On Sex Education for the Young
About five years ago my wife, Jane, a high school teacher of English, and I were visited by two friends of ours, the parents of a nine-year-old boy and a 14-year-old girl. Both the mother and father were more than a little upset by what was happening in the elementary school their son attended and in the high school in which their daughter had just begun classes. The boy was coming home with vivid accounts of human sexuality, including its variations, if not (as many would have it) peculiarities or aberrations. The teenaged girl was attending classes in which various kinds of contraceptive devices or procedures were being discussed — and along with her classmates, she had learned that condoms were available in a machine located in the school, a so-called “public health initiative.” The parents were both upset — and, frankly, a little ashamed to be upset. They were anxious to indicate, right off, that they were not “uptight,” were not “prudes,” had no claim to being “puritans” — and, of course, we knew them to be thoughtful, sensible people, he a lawyer, she an old friend of my wife’s and a one-time teaching colleague of hers.

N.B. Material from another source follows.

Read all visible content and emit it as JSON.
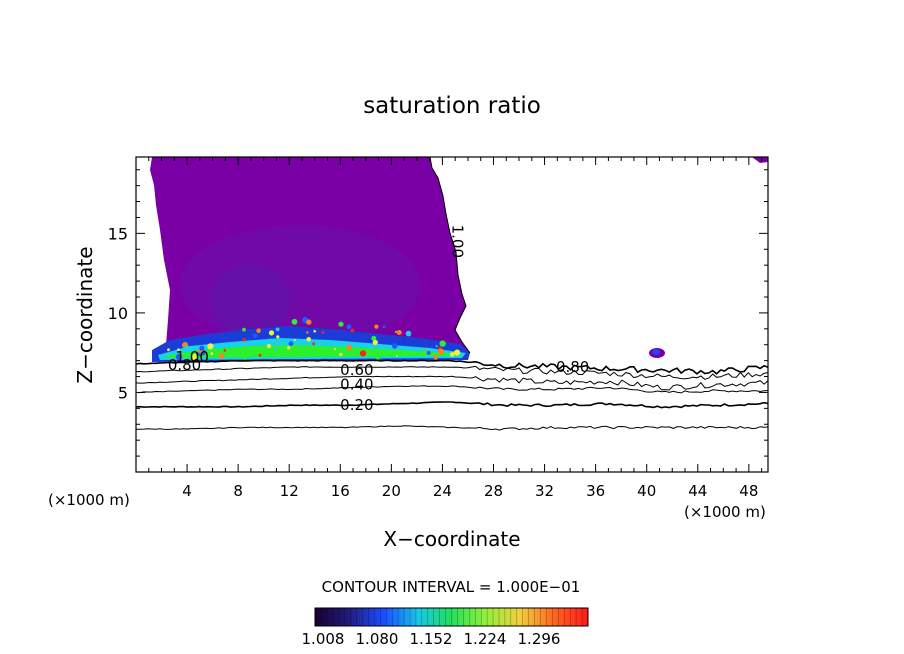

As we talked, I began to realize that their comments about themselves, so uncharacteristic in the sense that these were not a pair of egoists, were clearly meant to fend off criticism, either already sent their way, or soon to arrive, so they might fear. In that regard, I can still hear both of them telling me what they together had experienced at the hands (the mouth) of someone called the high school psychologist, who in addressing a group of parents with reservations about the “sex education curriculum” had referred to its opponents as somehow “resistant” to what he regarded as (called) “emotional insight” — and by implication, not as “progressive” and “enlightened” as these parents clearly considered themselves to be.

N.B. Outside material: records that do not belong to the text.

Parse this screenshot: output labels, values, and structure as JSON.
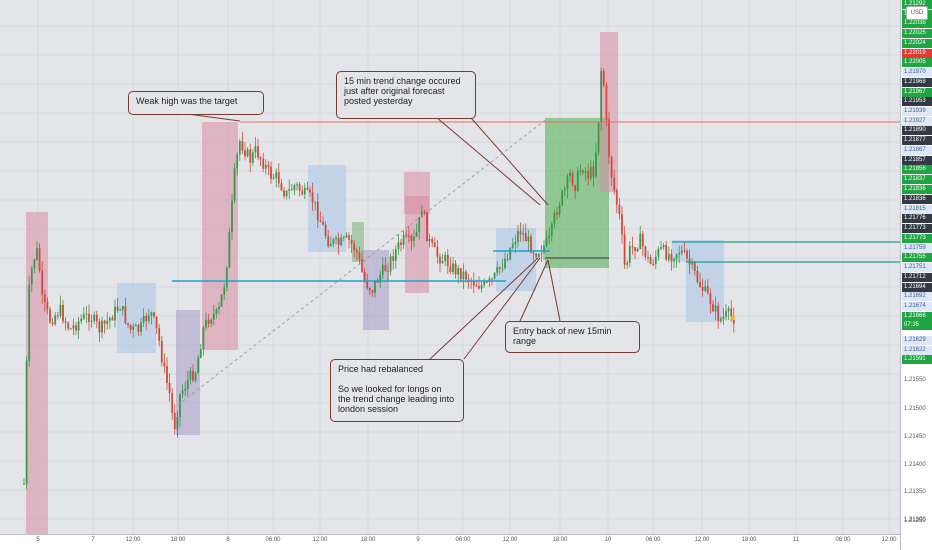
{
  "currency": "USD",
  "annotations": {
    "weak_high": "Weak high was the target",
    "trend_change": "15 min trend change occured\njust after original forecast\nposted yesterday",
    "rebalanced": "Price had rebalanced\n\nSo we looked for longs on\nthe trend change leading into\nlondon session",
    "entry": "Entry back of new 15min\nrange"
  },
  "price_labels": [
    {
      "text": "1.22054",
      "bg": "#1fa541",
      "fg": "#fff"
    },
    {
      "text": "1.22047",
      "bg": "#1fa541",
      "fg": "#fff"
    },
    {
      "text": "1.22038",
      "bg": "#1fa541",
      "fg": "#fff"
    },
    {
      "text": "1.22025",
      "bg": "#1fa541",
      "fg": "#fff"
    },
    {
      "text": "1.22024",
      "bg": "#1fa541",
      "fg": "#fff"
    },
    {
      "text": "1.22019",
      "bg": "#e53935",
      "fg": "#fff"
    },
    {
      "text": "1.22005",
      "bg": "#1fa541",
      "fg": "#fff"
    },
    {
      "text": "1.21970",
      "bg": "#dde7f5",
      "fg": "#3a5fa0"
    },
    {
      "text": "1.21968",
      "bg": "#333a44",
      "fg": "#fff"
    },
    {
      "text": "1.21967",
      "bg": "#1fa541",
      "fg": "#fff"
    },
    {
      "text": "1.21953",
      "bg": "#333a44",
      "fg": "#fff"
    },
    {
      "text": "1.21939",
      "bg": "#dde7f5",
      "fg": "#3a5fa0"
    },
    {
      "text": "1.21927",
      "bg": "#dde7f5",
      "fg": "#3a5fa0"
    },
    {
      "text": "1.21890",
      "bg": "#333a44",
      "fg": "#fff"
    },
    {
      "text": "1.21877",
      "bg": "#333a44",
      "fg": "#fff"
    },
    {
      "text": "1.21867",
      "bg": "#dde7f5",
      "fg": "#3a5fa0"
    },
    {
      "text": "1.21857",
      "bg": "#333a44",
      "fg": "#fff"
    },
    {
      "text": "1.21856",
      "bg": "#1fa541",
      "fg": "#fff"
    },
    {
      "text": "1.21837",
      "bg": "#1fa541",
      "fg": "#fff"
    },
    {
      "text": "1.21836",
      "bg": "#1fa541",
      "fg": "#fff"
    },
    {
      "text": "1.21836",
      "bg": "#333a44",
      "fg": "#fff"
    },
    {
      "text": "1.21815",
      "bg": "#dde7f5",
      "fg": "#3a5fa0"
    },
    {
      "text": "1.21776",
      "bg": "#333a44",
      "fg": "#fff"
    },
    {
      "text": "1.21773",
      "bg": "#333a44",
      "fg": "#fff"
    },
    {
      "text": "1.21773",
      "bg": "#1fa541",
      "fg": "#fff"
    },
    {
      "text": "1.21759",
      "bg": "#dde7f5",
      "fg": "#3a5fa0"
    },
    {
      "text": "1.21755",
      "bg": "#1fa541",
      "fg": "#fff"
    },
    {
      "text": "1.21751",
      "bg": "#dde7f5",
      "fg": "#3a5fa0"
    },
    {
      "text": "1.21712",
      "bg": "#333a44",
      "fg": "#fff"
    },
    {
      "text": "1.21694",
      "bg": "#333a44",
      "fg": "#fff"
    },
    {
      "text": "1.21692",
      "bg": "#dde7f5",
      "fg": "#3a5fa0"
    },
    {
      "text": "1.21674",
      "bg": "#dde7f5",
      "fg": "#3a5fa0"
    },
    {
      "text": "1.21666",
      "bg": "#1fa541",
      "fg": "#fff"
    },
    {
      "text": "07:35",
      "bg": "#1fa541",
      "fg": "#fff"
    },
    {
      "text": "1.21629",
      "bg": "#dde7f5",
      "fg": "#3a5fa0"
    },
    {
      "text": "1.21622",
      "bg": "#dde7f5",
      "fg": "#3a5fa0"
    },
    {
      "text": "1.21591",
      "bg": "#1fa541",
      "fg": "#fff"
    },
    {
      "text": "1.21550",
      "bg": "",
      "fg": ""
    },
    {
      "text": "1.21500",
      "bg": "",
      "fg": ""
    },
    {
      "text": "1.21450",
      "bg": "",
      "fg": ""
    },
    {
      "text": "1.21400",
      "bg": "",
      "fg": ""
    },
    {
      "text": "1.21350",
      "bg": "",
      "fg": ""
    },
    {
      "text": "1.21300",
      "bg": "",
      "fg": ""
    },
    {
      "text": "1.21250",
      "bg": "",
      "fg": ""
    },
    {
      "text": "1.21292",
      "bg": "#1fa541",
      "fg": "#fff"
    }
  ],
  "time_labels": [
    "5",
    "7",
    "12:00",
    "18:00",
    "8",
    "06:00",
    "12:00",
    "18:00",
    "9",
    "06:00",
    "12:00",
    "18:00",
    "10",
    "06:00",
    "12:00",
    "18:00",
    "11",
    "06:00",
    "12:00"
  ],
  "colors": {
    "bull": "#3a9a4a",
    "bear": "#d04b3b",
    "highlight_red": "#d98da2",
    "highlight_blue": "#a8c6e8",
    "highlight_purple": "#a59ac9",
    "highlight_green": "#4caf50",
    "target_line": "#e0705e",
    "level_line": "#1ba3c9"
  }
}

Not that I hadn’t experienced before, and firsthand, what they had been going through — Lord, as I sat with them, I was flooded with memories of similar meetings with other parents, and with a few of those so-called “experts” who teach “sex education” courses in our nation’s schools. I guess I was somewhat protected by my occupation — a child psychiatrist and a pediatrician. I’m supposed to know some things about children, but, in fact, years ago I kept hearing about AIDS and teenage pregnancy as if my own elementary school children, my teenage children, were in imminent danger of both — unless, of course, they absorbed thoroughly the lessons being offered them, again, in the name of “sex education,” in the name, too, of “a progressive, public health-oriented curriculum,” another mouthful of words spoken, I noticed, with no felt embarrassment that the limits of modesty were in any danger of being tested.